Waller D G, Fleming J S, Ramsey B, Gray J
Clinical Pharmacology Group, Southampton General Hospital, UK.
Postgrad Med J. 1991 Jan;67(783):42-6. doi: 10.1136/pgmj.67.783.42.
Conventional creatinine clearances involving urine collections over 2, 4 and 24 hours and creatinine clearance predicted from plasma creatinine concentrations without urine collection were compared to glomerular filtration rate (GFR) estimated by 99mTc DTPA clearance in 171 patients with a wide range of GFR. All creatinine clearance methods involving urine collection had standard errors of the estimate of GFR greater than predictions from formulae. Predictions of creatinine clearance by formulae had coefficients of variation of the estimate of approximately 23% when compared to isotopically determined GFR. Creatinine clearances determined by these equations in patients with stable renal function are an easier and at least as accurate a guide to GFR as methods involving urine collection.
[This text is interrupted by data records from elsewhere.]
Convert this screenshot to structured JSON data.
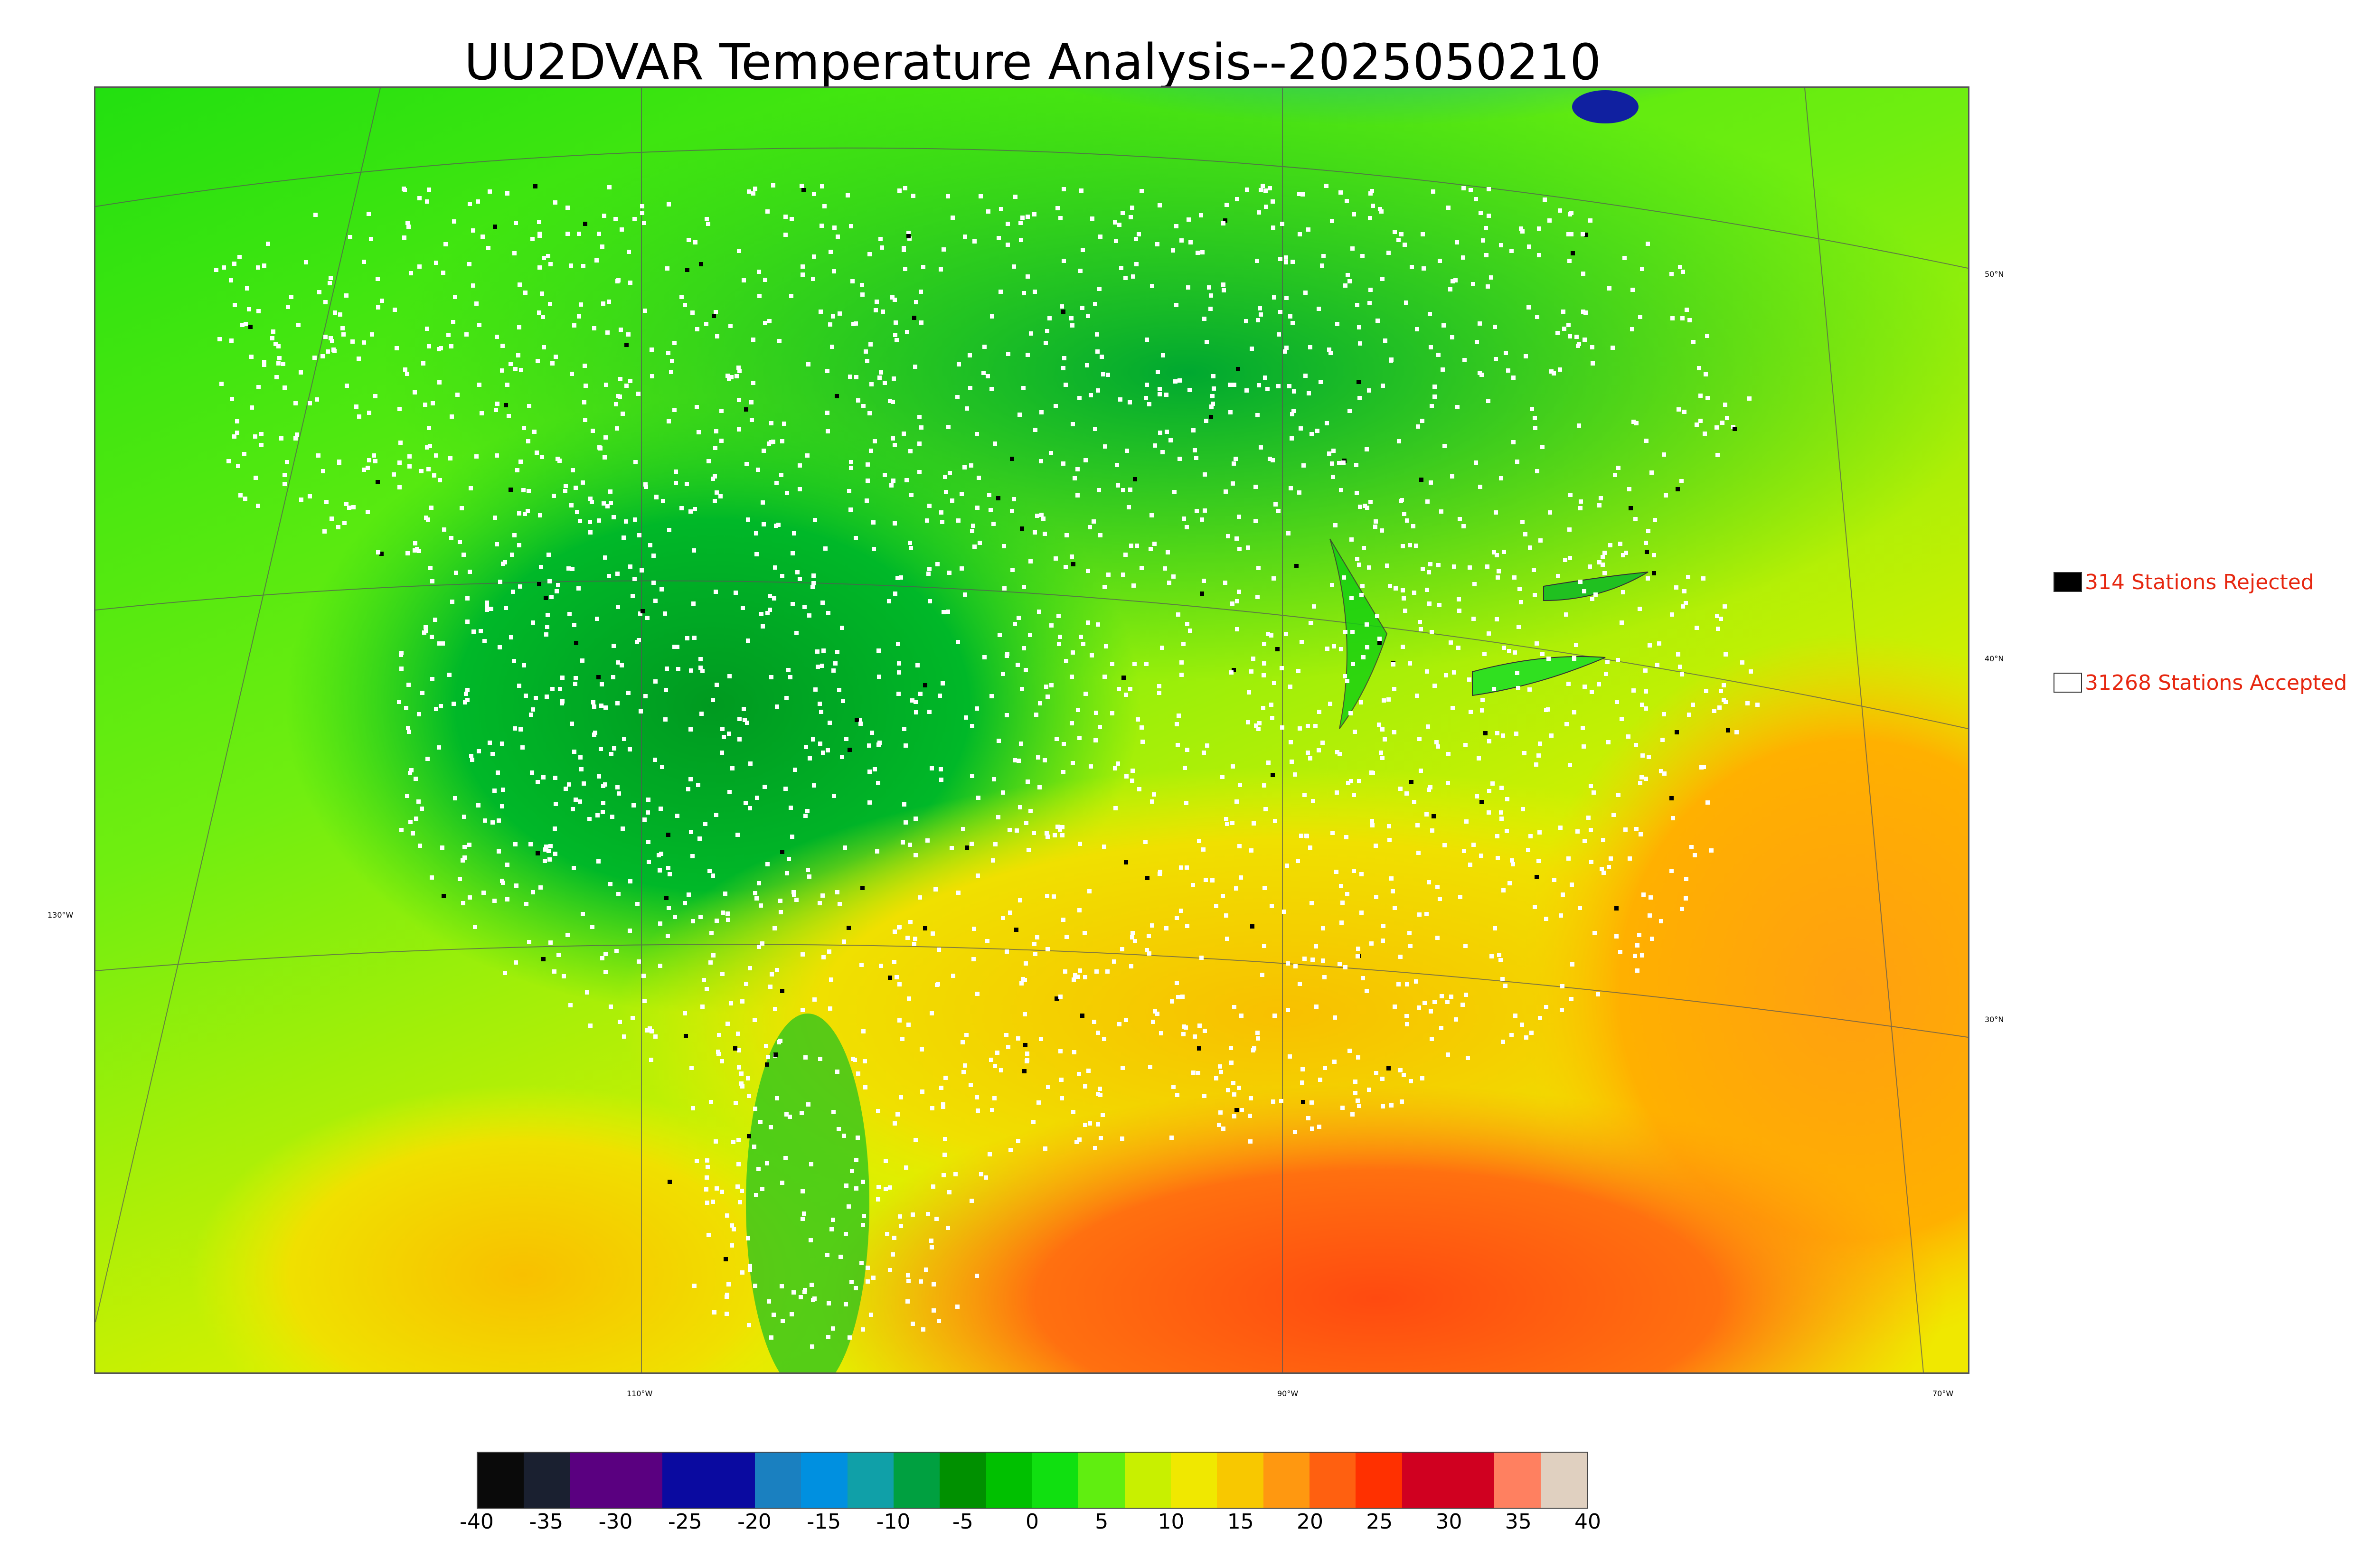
{
  "title": "UU2DVAR Temperature Analysis--2025050210",
  "map": {
    "latitude_labels": [
      "50°N",
      "40°N",
      "30°N",
      "130°W"
    ],
    "longitude_labels": [
      "110°W",
      "90°W",
      "70°W"
    ],
    "colors": {
      "cold_north": "#1aa0b0",
      "cool": "#0cb830",
      "mild": "#22e010",
      "warm": "#e8e800",
      "hot": "#ff9900",
      "gulf": "#ff6010"
    }
  },
  "legend": {
    "rejected": {
      "label": "314 Stations Rejected",
      "swatch_color": "#000000"
    },
    "accepted": {
      "label": "31268 Stations Accepted",
      "swatch_color": "#ffffff"
    }
  },
  "colorbar": {
    "ticks": [
      "-40",
      "-35",
      "-30",
      "-25",
      "-20",
      "-15",
      "-10",
      "-5",
      "0",
      "5",
      "10",
      "15",
      "20",
      "25",
      "30",
      "35",
      "40"
    ],
    "range": [
      -40,
      40
    ],
    "colors": [
      "#0a0a0a",
      "#1a2030",
      "#5a0080",
      "#5a0080",
      "#0a0aa0",
      "#0a0aa0",
      "#1a80c0",
      "#0090e0",
      "#10a0a8",
      "#00a040",
      "#009000",
      "#00c000",
      "#10e010",
      "#60ee10",
      "#c8f000",
      "#f0e800",
      "#f8c800",
      "#ff9810",
      "#ff6010",
      "#ff3000",
      "#d00020",
      "#d00020",
      "#ff8060",
      "#e0d0c0"
    ]
  }
}
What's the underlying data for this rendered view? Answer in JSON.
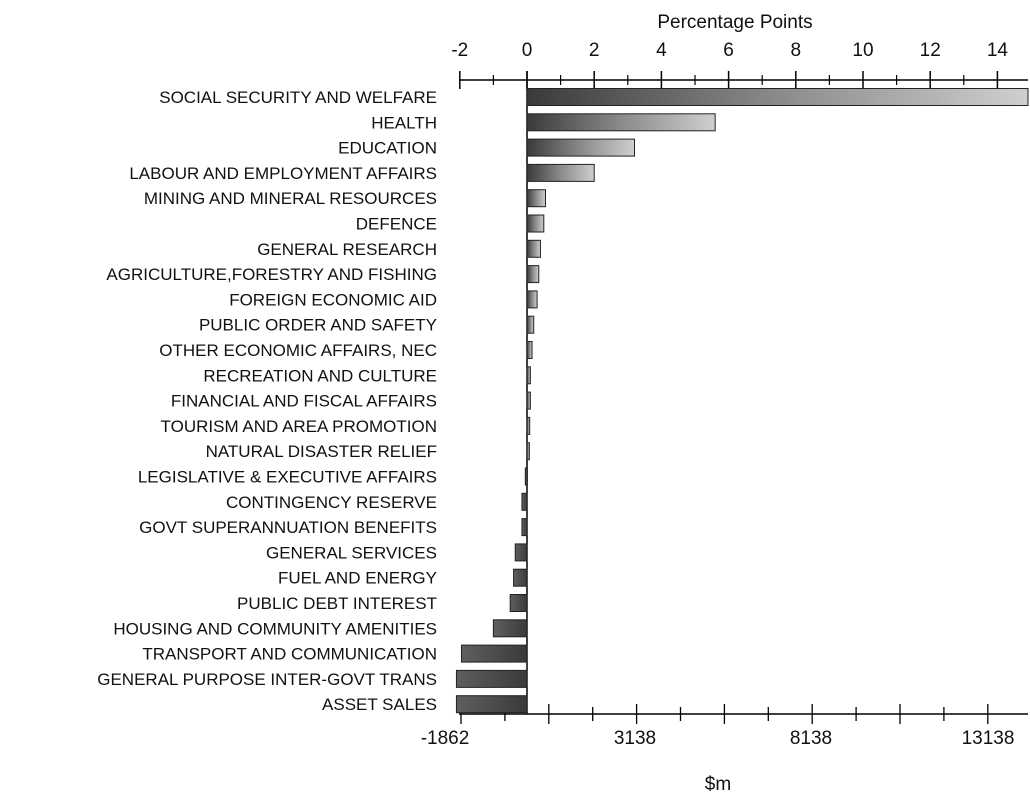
{
  "chart_data": {
    "type": "bar",
    "orientation": "horizontal",
    "top_axis": {
      "label": "Percentage Points",
      "range": [
        -2,
        14
      ],
      "ticks": [
        "-2",
        "0",
        "2",
        "4",
        "6",
        "8",
        "10",
        "12",
        "14"
      ]
    },
    "bottom_axis": {
      "label": "$m",
      "ticks": [
        "-1862",
        "3138",
        "8138",
        "13138"
      ]
    },
    "categories": [
      "SOCIAL SECURITY AND WELFARE",
      "HEALTH",
      "EDUCATION",
      "LABOUR AND EMPLOYMENT AFFAIRS",
      "MINING AND MINERAL RESOURCES",
      "DEFENCE",
      "GENERAL RESEARCH",
      "AGRICULTURE,FORESTRY AND  FISHING",
      "FOREIGN ECONOMIC AID",
      "PUBLIC ORDER AND SAFETY",
      "OTHER ECONOMIC AFFAIRS, NEC",
      "RECREATION AND CULTURE",
      "FINANCIAL AND FISCAL AFFAIRS",
      "TOURISM AND AREA PROMOTION",
      "NATURAL DISASTER RELIEF",
      "LEGISLATIVE & EXECUTIVE AFFAIRS",
      "CONTINGENCY RESERVE",
      "GOVT SUPERANNUATION BENEFITS",
      "GENERAL SERVICES",
      "FUEL AND ENERGY",
      "PUBLIC DEBT INTEREST",
      "HOUSING AND COMMUNITY AMENITIES",
      "TRANSPORT AND COMMUNICATION",
      "GENERAL PURPOSE INTER-GOVT TRANS",
      "ASSET SALES"
    ],
    "values": [
      15.1,
      5.6,
      3.2,
      2.0,
      0.55,
      0.5,
      0.4,
      0.35,
      0.3,
      0.2,
      0.15,
      0.1,
      0.1,
      0.08,
      0.07,
      -0.05,
      -0.15,
      -0.15,
      -0.35,
      -0.4,
      -0.5,
      -1.0,
      -1.95,
      -2.1,
      -2.1
    ],
    "grid": false,
    "legend": "none"
  }
}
在171例肾小球滤过率(GFR)范围广泛的患者中,将涉及2小时、4小时和24小时尿液收集的传统肌酐清除率以及不进行尿液收集仅根据血浆肌酐浓度预测的肌酐清除率,与通过99mTc二乙三胺五乙酸(DTPA)清除率估算的肾小球滤过率进行比较。所有涉及尿液收集的肌酐清除率方法对肾小球滤过率估算的标准误差均大于公式预测值。与同位素测定的肾小球滤过率相比,公式预测的肌酐清除率估算值的变异系数约为23%。对于肾功能稳定的患者,通过这些公式确定的肌酐清除率是一种比涉及尿液收集的方法更简便且至少同样准确的肾小球滤过率指导指标。